Ma proprio allora, da quell’impalcatura ormai scardinata compresa tra una Base ed una Cupola, si leva l’estremo “canto del cigno”, l’ordine di vendicare la disfatta ricevuta immolando qualcuno che ne sia il simbolo, affinché lo smacco ricevuto non passi del tutto come un “torto” impunito.

È il 23 maggio 1992. Alle 17.56, lungo l’autostrada che collega Palermo all’aeroporto di Punta Raisi, all’altezza dello svincolo di Capaci, un’esplosione di inaudita potenza causata da 500 chili di tritolo travolge le auto su cui viaggiano il giudice del pool antimafia Giovanni Falcone, la moglie Francesca Morvillo e gli uomini della scorta, gli agenti Vito Schifani, Antonio Montinaro e Rocco Dicillo.

Poco meno di due mesi dopo, il 19 luglio 1992, un altro boato risuona in via D’Amelio, a Palermo; un’autobomba con 50 chili di tritolo esplode, uccidendo il giudice Paolo Borsellino del pool antimafia e cinque uomini della scorta: Emanuela Loi, Agostino Catalano, Vincenzo Li Muli, Walter Eddie Cosina, Claudio Traina.

L’immagine di Falcone che bisbiglia all’orecchio di Borsellino mentre entrambi sorridono complici diventerà da quel momento in poi l’emblema del coraggio e dell’unità d’intenti, l’invito a non arrendersi nel portare avanti la lotta alla mafia, che non è affatto sconfitta. “Chi ha paura muore ogni giorno. Chi non ha paura muore una volta sola” aveva detto Borsellino, ed anche quelle parole, insieme a quell’immagine, diventano un’eredità, una consegna lasciata non solo agli italiani ma a tutti i paesi che intendono far propria la lotta contro le mafie. Il 15 dicembre 2000 viene perciò firmata a Palermo la Convenzione delle Nazioni Unite contro la criminalità organizzata transnazionale, cui aderiscono 189 paesi con l’impegno a recepire nella propria legislazione nazionale misure di contrasto, prevenzione e cooperazione nella lotta contro le mafie, perché la mafia non è solo della Sicilia, non è solo dell’Italia, ma è una “piovra” che ha tentacoli che agiscono a livello mondiale.

Il 23 maggio è intanto diventata una data simbolo: nel 2002 il MIUR e la Fondazione Falcone decidono perciò di eleggerla a “Giornata nazionale della Legalità”, promuovendo progetti di educazione alla legalità nelle scuole di ogni ordine e grado, col patrocinio di Forze dell'Ordine, Autorità nazionale anticorruzione, Procura nazionale antimafia, Consiglio superiore della Magistratura, Corte dei Conti.

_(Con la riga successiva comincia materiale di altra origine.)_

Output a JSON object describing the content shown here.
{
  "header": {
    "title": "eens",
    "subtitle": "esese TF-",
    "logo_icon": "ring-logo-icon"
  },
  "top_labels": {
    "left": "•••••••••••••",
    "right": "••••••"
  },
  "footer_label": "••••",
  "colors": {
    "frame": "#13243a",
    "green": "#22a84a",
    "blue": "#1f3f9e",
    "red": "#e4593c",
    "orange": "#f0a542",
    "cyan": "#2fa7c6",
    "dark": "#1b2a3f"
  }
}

L’iniziativa interpreta e simboleggia un altro grande insegnamento lasciato da Giovanni Falcone: “Gli uomini passano, le idee restano. Restano le loro tensioni morali e continueranno a camminare sulle gambe di altri uomini”. Trasmettere la cultura della legalità, educare le nuove generazioni secondo i suoi principi, è la base per costruire una società nuova, depurata dai vizi del passato, pronta ed attiva nel fronteggiare le minacce di sistemi di potere radicati.

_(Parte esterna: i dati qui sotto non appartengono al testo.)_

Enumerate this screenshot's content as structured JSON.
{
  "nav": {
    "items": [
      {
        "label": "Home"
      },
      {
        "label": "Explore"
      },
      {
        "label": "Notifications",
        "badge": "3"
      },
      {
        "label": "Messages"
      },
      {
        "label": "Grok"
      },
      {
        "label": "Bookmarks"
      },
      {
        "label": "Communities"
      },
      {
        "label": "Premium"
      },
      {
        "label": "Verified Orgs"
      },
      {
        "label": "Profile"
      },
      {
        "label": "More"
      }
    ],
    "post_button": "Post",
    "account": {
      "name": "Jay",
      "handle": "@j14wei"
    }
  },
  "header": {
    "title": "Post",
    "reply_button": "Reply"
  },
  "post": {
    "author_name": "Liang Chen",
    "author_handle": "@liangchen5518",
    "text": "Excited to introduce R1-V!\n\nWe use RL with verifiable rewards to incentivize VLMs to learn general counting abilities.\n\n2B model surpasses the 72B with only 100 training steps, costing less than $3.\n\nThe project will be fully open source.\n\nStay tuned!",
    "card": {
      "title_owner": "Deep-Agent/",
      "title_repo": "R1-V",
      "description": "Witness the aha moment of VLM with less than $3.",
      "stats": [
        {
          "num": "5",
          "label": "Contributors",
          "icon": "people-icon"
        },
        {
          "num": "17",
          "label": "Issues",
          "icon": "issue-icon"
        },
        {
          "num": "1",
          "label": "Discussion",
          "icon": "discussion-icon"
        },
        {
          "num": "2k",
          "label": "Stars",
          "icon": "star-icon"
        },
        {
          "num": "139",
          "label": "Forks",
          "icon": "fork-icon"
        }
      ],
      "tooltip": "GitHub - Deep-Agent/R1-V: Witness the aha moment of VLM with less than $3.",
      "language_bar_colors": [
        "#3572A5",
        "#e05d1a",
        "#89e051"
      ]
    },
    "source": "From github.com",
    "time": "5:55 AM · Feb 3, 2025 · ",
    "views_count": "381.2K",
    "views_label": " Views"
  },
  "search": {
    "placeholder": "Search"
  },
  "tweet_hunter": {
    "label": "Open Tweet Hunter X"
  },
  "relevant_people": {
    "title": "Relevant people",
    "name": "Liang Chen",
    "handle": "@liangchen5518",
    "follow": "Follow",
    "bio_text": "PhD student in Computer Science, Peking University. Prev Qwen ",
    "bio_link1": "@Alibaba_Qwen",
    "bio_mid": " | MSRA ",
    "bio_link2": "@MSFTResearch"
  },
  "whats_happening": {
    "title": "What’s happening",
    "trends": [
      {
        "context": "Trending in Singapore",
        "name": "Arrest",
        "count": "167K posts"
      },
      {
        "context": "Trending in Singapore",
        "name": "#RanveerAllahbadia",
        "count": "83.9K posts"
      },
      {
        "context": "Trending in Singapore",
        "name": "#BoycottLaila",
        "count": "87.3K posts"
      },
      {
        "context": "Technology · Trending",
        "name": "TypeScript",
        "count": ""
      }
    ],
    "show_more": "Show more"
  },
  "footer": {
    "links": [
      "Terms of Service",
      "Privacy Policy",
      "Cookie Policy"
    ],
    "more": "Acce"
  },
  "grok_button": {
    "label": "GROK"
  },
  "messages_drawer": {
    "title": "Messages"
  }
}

Dalla Nave della legalità che ogni anno parte da Civitavecchia approdando a Palermo con un carico di oltre mille ragazzi delle scuole italiane alle tante manifestazioni organizzate nelle piazze, il 23 maggio esalta l’onore ed il coraggio, la libertà e la solidarietà, la necessità di abbattere l’omertà ed il silenzio, ed impegna tutti i cittadini al rispetto reciproco ed a quello delle leggi, affinché non debbano esserci più martiri e vittime immolate alla difesa dello Stato.

Quest’anno – che celebra tra l’altro il 28° anniversario degli attentati ai giudici Falcone e Borsellino – l’emergenza Covid-19 non fermerà le manifestazioni per la Giornata della legalità che, anzi, dovrà far sentire ancora più forte il suo richiamo in questo contesto fiaccato dal virus, dove l’impoverimento del tessuto socio-economico che ne è scaturito si presta ad incoraggiare il sistema criminale, ampliando il rischio d’aumento di spaccio di stupefacenti, riciclo di denaro, gestione appalti, prestiti usurai e finanza occulta.

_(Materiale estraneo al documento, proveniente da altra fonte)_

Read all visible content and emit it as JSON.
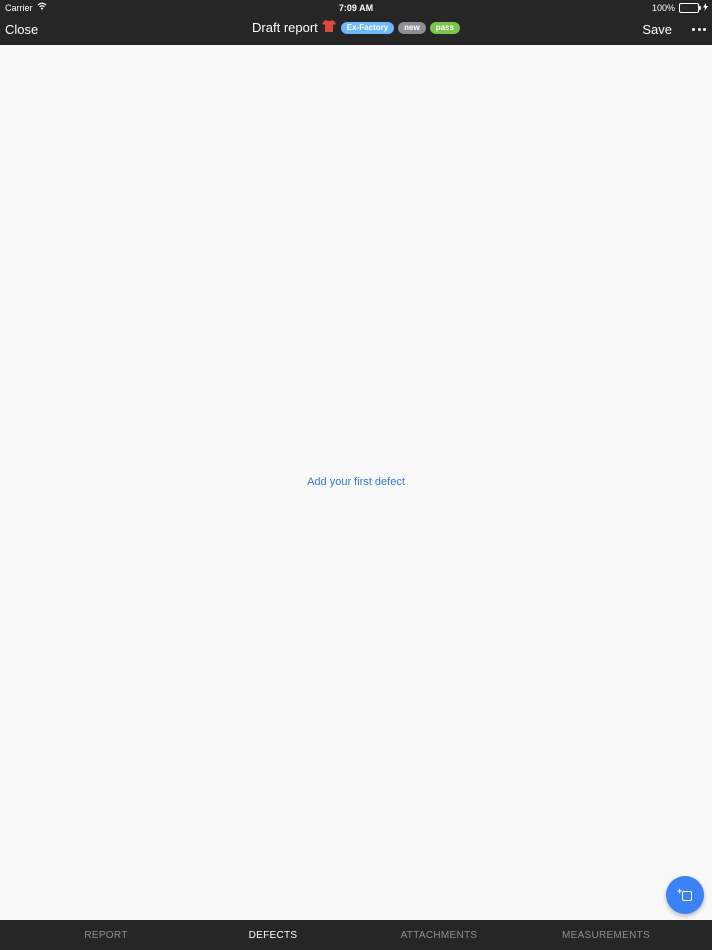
{
  "status_bar": {
    "carrier": "Carrier",
    "time": "7:09 AM",
    "battery": "100%",
    "wifi_icon": "wifi-icon",
    "battery_icon": "battery-icon",
    "charging_icon": "lightning-icon"
  },
  "navbar": {
    "close_label": "Close",
    "title": "Draft report",
    "shirt_icon": "shirt-icon",
    "tags": [
      {
        "label": "Ex-Factory",
        "color": "#6fb9ff"
      },
      {
        "label": "new",
        "color": "#8e8e93"
      },
      {
        "label": "pass",
        "color": "#7ec64a"
      }
    ],
    "save_label": "Save",
    "more_icon": "more-icon"
  },
  "main": {
    "empty_cta": "Add your first defect"
  },
  "fab": {
    "icon": "add-defect-icon"
  },
  "tabs": [
    {
      "label": "REPORT",
      "active": false
    },
    {
      "label": "DEFECTS",
      "active": true
    },
    {
      "label": "ATTACHMENTS",
      "active": false
    },
    {
      "label": "MEASUREMENTS",
      "active": false
    }
  ],
  "colors": {
    "bar_background": "#262626",
    "content_background": "#f9f9f9",
    "accent": "#3b82f6",
    "link": "#2f79e0"
  }
}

Perciò, se anche non salperanno navi e non ci saranno cortei e raduni, la volontà di virare nella direzione della legalità dovrà ugualmente essere ribadita: basterà appendere un lenzuolo bianco dal balcone di casa ed affacciarsi alle 18 del 23 maggio mantenendo un minuto di silenzio.

Sarà per tutti il segnale che “le idee continuano a camminare”. Nonostante tutto.